Pakistan’s Prime Minister Imran Khan also strongly believes in charity, in helping the needy and the distressed. He believes in giving free cancer treatment to the poor at the hospital he set up in memory of his mother, whom he lost to the killer disease. Many young innocent lives are being saved at Shaukat Khanum Memorial Cancer Hospital and Research Centre in Pakistan. Recently, a Dh4.4 million grant was allocated by Sharjah-run ‘Ameera Fund’ to Imran Khan’s cancer hospital in Peshawar.

The grant was announced following the directives of Sheikha Jawaher Bint Mohammed Al Qasimi, wife of His Highness the Ruler of Sharjah, Chairperson of The Big Heart Foundation (TBHF), Founder and Royal Patron of the Friends Of Cancer Patients (FOCP).

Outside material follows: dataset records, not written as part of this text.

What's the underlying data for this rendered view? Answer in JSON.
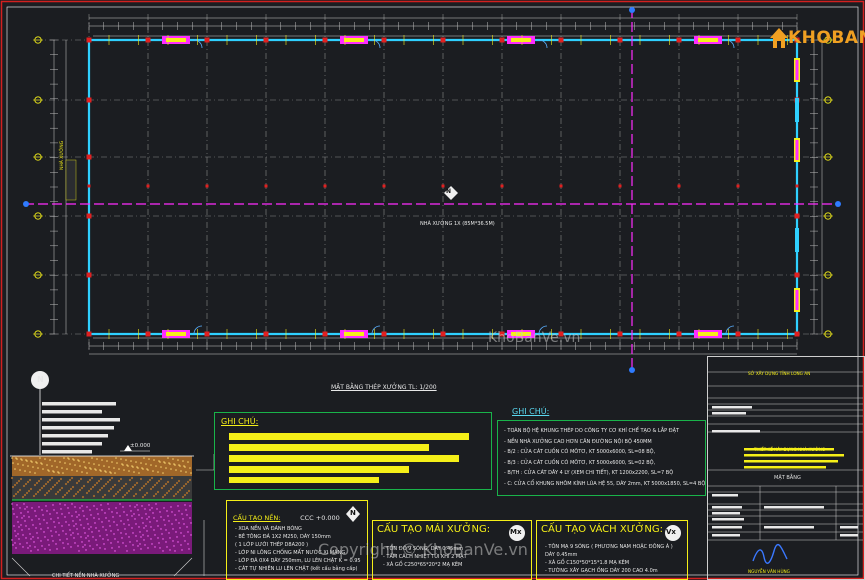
{
  "logo": {
    "text": "KHOBANVE",
    "accent": "#f0a022"
  },
  "watermarks": [
    "KhoBanVe.vn",
    "Copyright © KhoBanVe.vn"
  ],
  "plan": {
    "title": "MẶT BẰNG THÉP XƯỞNG TL: 1/200",
    "hall_label": "NHÀ XƯỞNG 1X (85M*36.5M)",
    "section_marker": "N",
    "side_label": "NHÀ XƯỞNG"
  },
  "section": {
    "marker": "N",
    "level": "±0.000",
    "caption": "CHI TIẾT NỀN NHÀ XƯỞNG"
  },
  "notes_left": {
    "heading": "GHI CHÚ:"
  },
  "notes_right": {
    "heading": "GHI CHÚ:",
    "lines": [
      "- TOÀN BỘ HỆ KHUNG THÉP DO CÔNG TY CƠ KHÍ CHẾ TẠO & LẮP ĐẶT",
      "- NỀN NHÀ XƯỞNG CAO HƠN CÂN ĐƯỜNG NỘI BỘ 450MM",
      "- B/2 : CỬA CÁT CUỐN CÓ MÔTƠ, KT 5000x6000, SL=08 BỘ,",
      "- B/3 : CỬA CÁT CUỐN CÓ MÔTƠ, KT 5000x6000, SL=02 BỘ,",
      "- B/TH : CỬA CÁT DÂY 4 LY (XEM CHI TIẾT), KT 1200x2200, SL=7 BỘ",
      "- C: CỬA CỔ KHUNG NHÔM KÍNH LÙA HỆ 55, DÀY 2mm, KT 5000x1850, SL=4 BỘ"
    ]
  },
  "foundation": {
    "heading": "CẤU TẠO NỀN:",
    "level": "CCC +0.000",
    "marker": "N",
    "lines": [
      "- XOA NỀN VÀ ĐÁNH BÓNG",
      "- BÊ TÔNG ĐÁ 1X2 M250, DÀY 150mm",
      "  ( 1 LỚP LƯỚI THÉP D8A200 )",
      "- LỚP NI LÔNG CHỐNG MẤT NƯỚC XI MĂNG",
      "- LỚP ĐÁ 0X4 DÀY 250mm, LU LÈN CHẶT K = 0.95",
      "- CÁT TỰ NHIÊN LU LÈN CHẶT (kết cấu bằng cấp)"
    ]
  },
  "roof": {
    "heading": "CẤU TẠO MÁI XƯỞNG:",
    "marker": "Mx",
    "lines": [
      "- TÔN ĐỐ 9 SÓNG, DÀY 0.45mm",
      "- TẤM CÁCH NHIỆT TÚI KHÍ 2 MẶT",
      "- XÀ GỒ C250*65*20*2 MẠ KẼM"
    ]
  },
  "wall": {
    "heading": "CẤU TẠO VÁCH XƯỞNG:",
    "marker": "Vx",
    "lines": [
      "- TÔN MẠ 9 SÓNG ( PHƯƠNG NAM HOẶC ĐÔNG Á )",
      "  DÀY 0.45mm",
      "- XÀ GỒ C150*50*15*1.8 MẠ KẼM",
      "- TƯỜNG XÂY GẠCH ỐNG DÀY 200 CAO 4.0m"
    ]
  },
  "title_block": {
    "company": "SỞ XÂY DỰNG TỈNH LONG AN",
    "project": "THIẾT KẾ XÂY DỰNG NHÀ XƯỞNG",
    "sheet": "MẶT BẰNG",
    "signer": "NGUYỄN VĂN HÙNG"
  }
}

But this is not just happening in Pakistan.

In India, too, some industrialists are known for their charity. Wipro founder-chairman Azim Premji is a great example, with a donation of Rs 7,904 crore during the coronavirus lockdown.

The Bill and Melinda Gates Foundation recently pledged an additional $250 million to support the development of low-cost and easier to deliver treatments and vaccines against COVID-19.

Even Emiratis are not far behind. Early last year, Emirati businessman Abdul Rahim Al Zarooni, Chairman of the Board of Al Zarooni Group, announced the donation of Dhs10 million to ensure all healthcare centres.

Also last year, another prominent Emirati businessman, Khalaf Al Habtoor, donated 50 state-of-the-art ambulance vehicles and a medically-equipped building to be used for quarantine purposes. As part of the humanitarian gesture, Al Habtoor also announced he will establish an integrated virology laboratory for medical research to support global efforts in the fight against the coronavirus.

In May, another UAE businessman, Ahmed Bin Sulayem, made a contribution of Dhs1 million to the Community Solidarity Fund Against COVID-19 launched by the Islamic Affairs and Charitable Activities Department in Dubai.